Apple: FBI Request Is Unconstitutional
In response to a filing by the United States Department of Justice last week, Apple is arguing that the All Writs Act can not be applied to its case against the Federal Bureau of Investigation (FBI). The company is also seeking to show that previous cases cited by the Department of Justice can not be used as precedent to make the iPhone maker make significant changes to its iOS mobile operating system. Apple further added that the founding fathers of the US would be shocked at how the All Writs Act has been used by the Department of Justice and the FBI.
The Department of Justice’s latest filing defended its use of the All Writs Act, explaining that the passing of this two century old law allowed the US Congress to provide courts with a means of making sure that their lawful warrants were not impeded by third parties such as Apple. Quoting a ruling from the 9th US Circuit more than three decades ago, Apple insisted that the All Writs Act can not be applied to the present case because doing so “would be to usurp the legislative function and to improperly extend the limited federal court jurisdiction.”
Apple then claimed that the Department of Justice is trying to warp history by painting the All Writs Act as an all encompassing law instead of being a procedural tool with limited scope. The iPhone maker added that the Court should reject the Department of Justice’s latest filing because the Constitution forbids it.
A lot of words have already been exchanged between Apple and the FBI. In investigating the San Bernardino terrorist attacks last December, the FBI had requested Apple to rewrite its iOS mobile operating system so that investigators can hack into an iPhone 5c device owned by one of the terrorists. Apple is refusing the request on the grounds that doing so would set a precedent future actions that could endanger the civil liberties of every mobile user out there.

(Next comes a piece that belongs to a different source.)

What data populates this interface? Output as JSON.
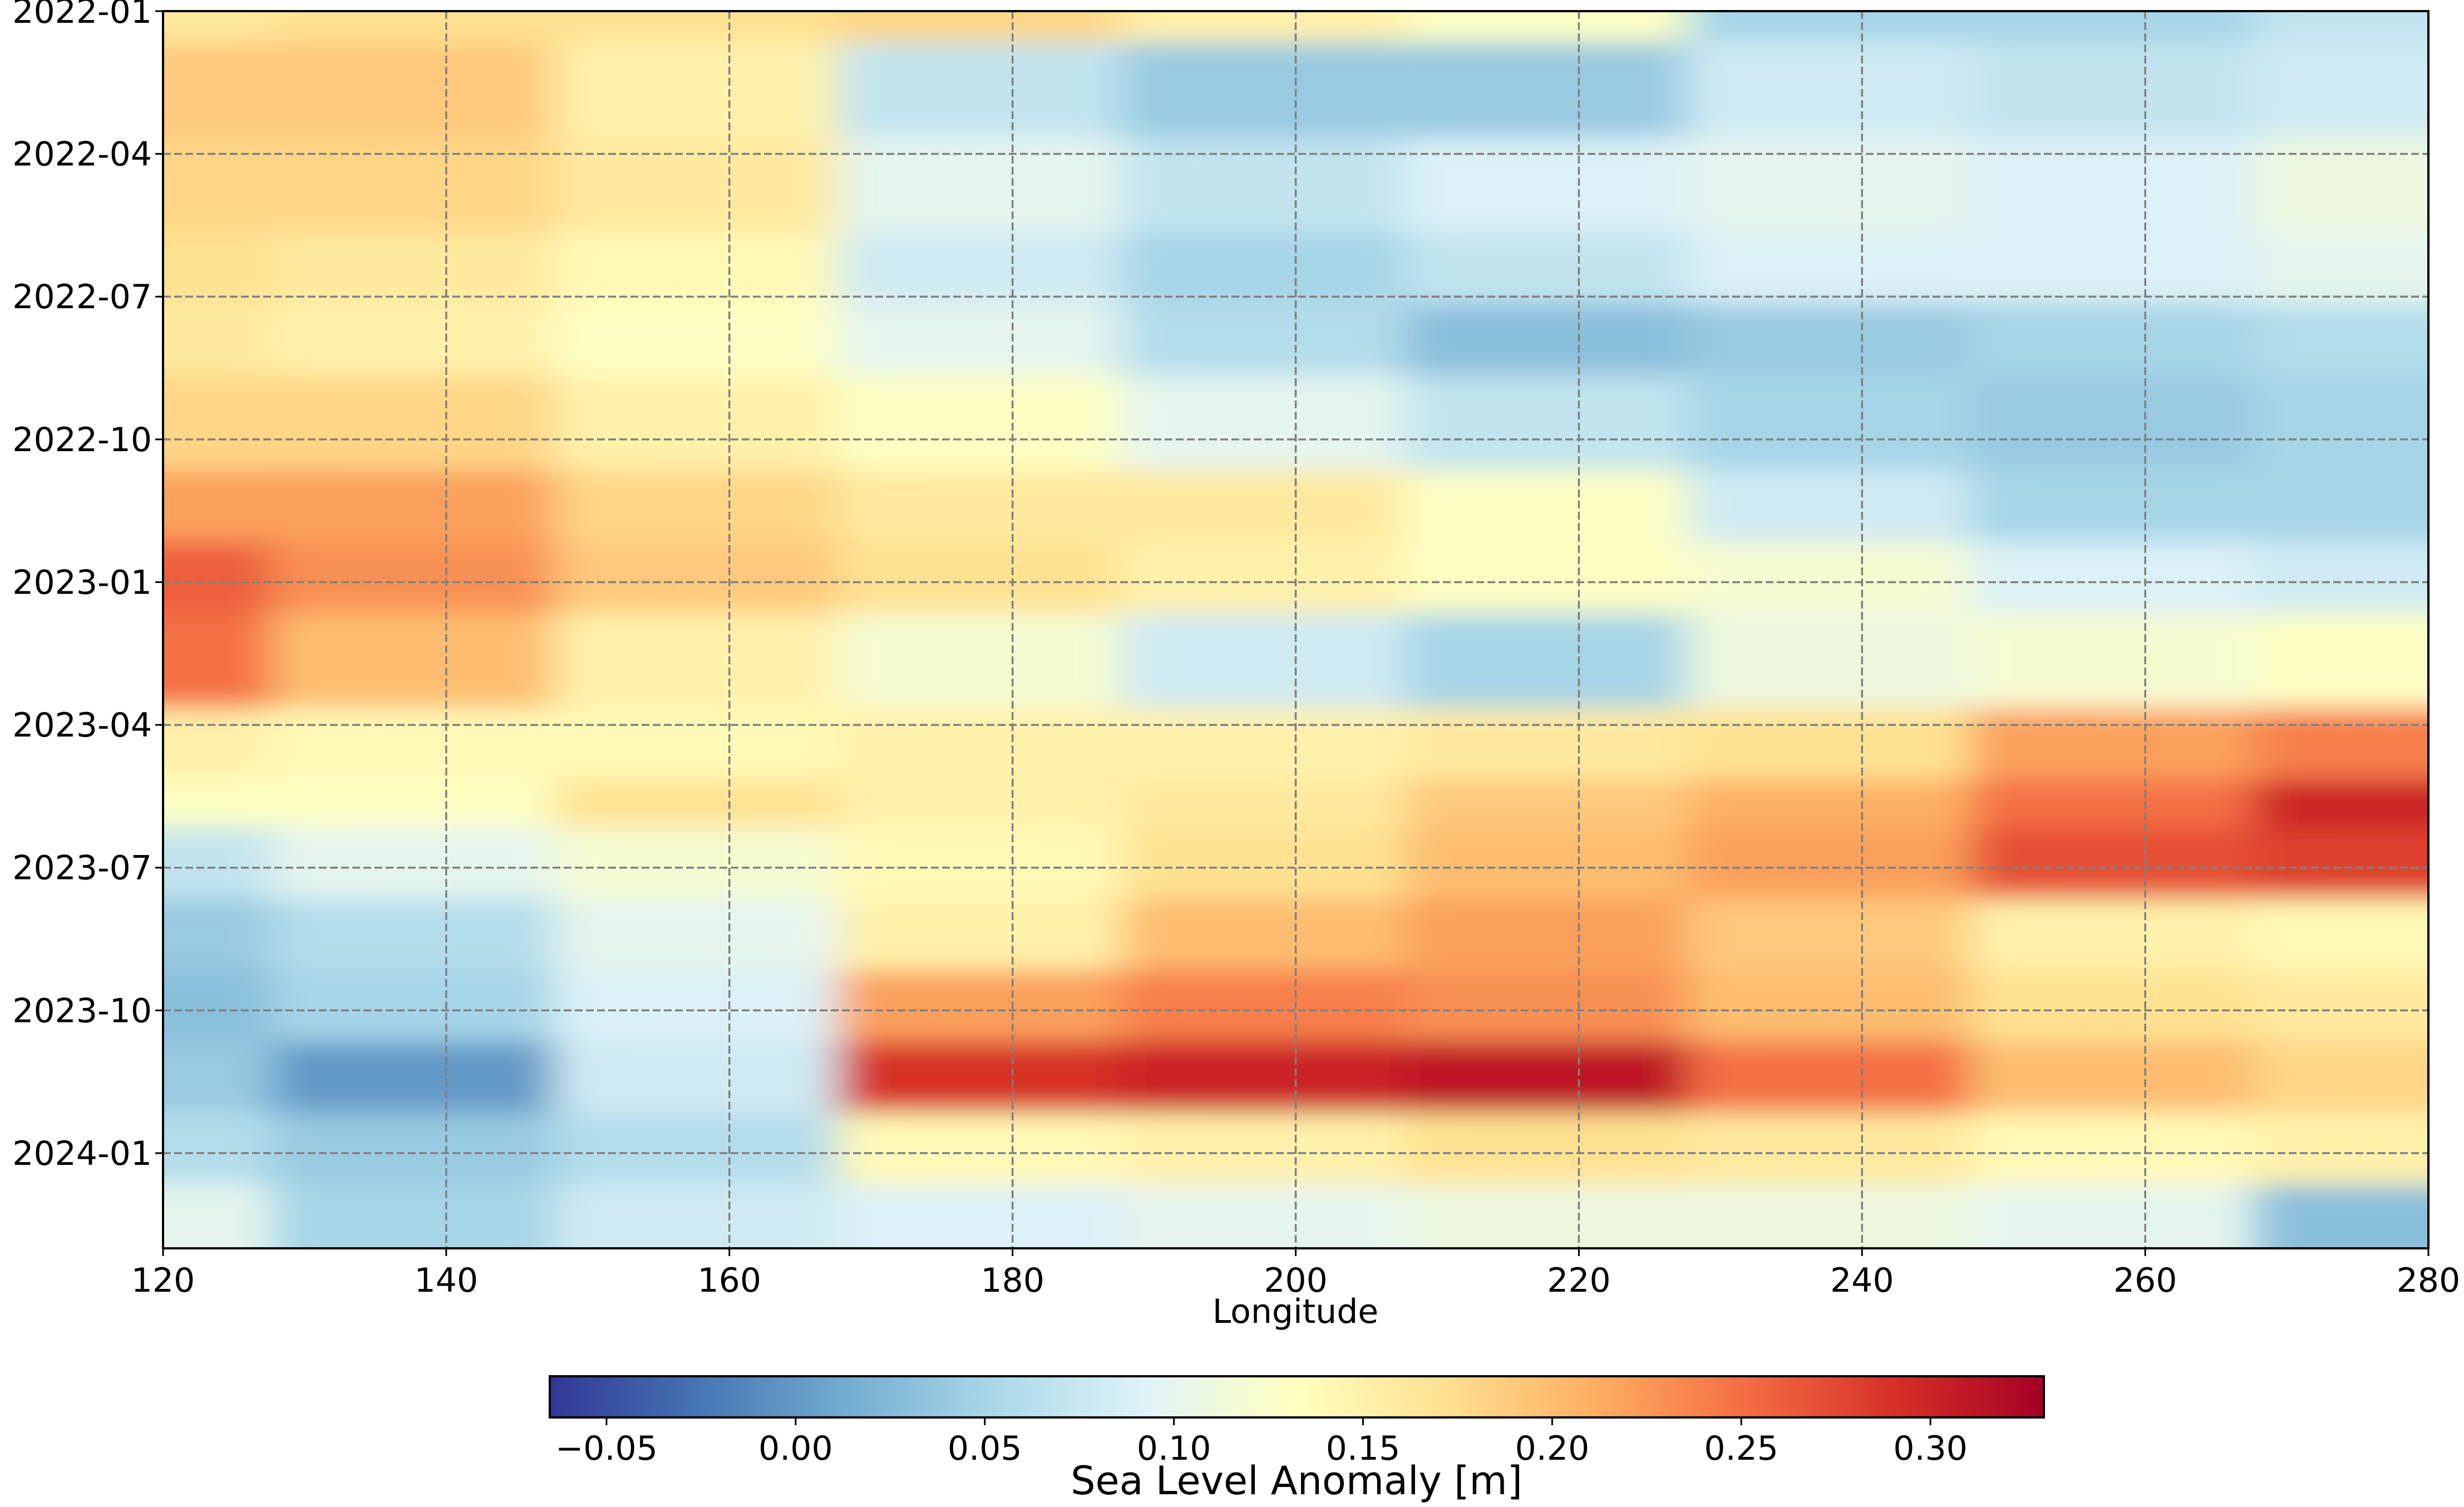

Earlier this month, both Apple and the FBI had taken to Congress, throwing their arguments during a hearing session (titled "The Encryption Tightrope") that lasted over 5 hours before members of the House Judiciary Committee. At the end of that hearing, the debate still rages on regarding national security versus individual privacy, between mobile encryption versus the investigative scope of law enforcement agencies. To date, there seems to be no end in sight, with both sides equally adamant in pursuing their rights.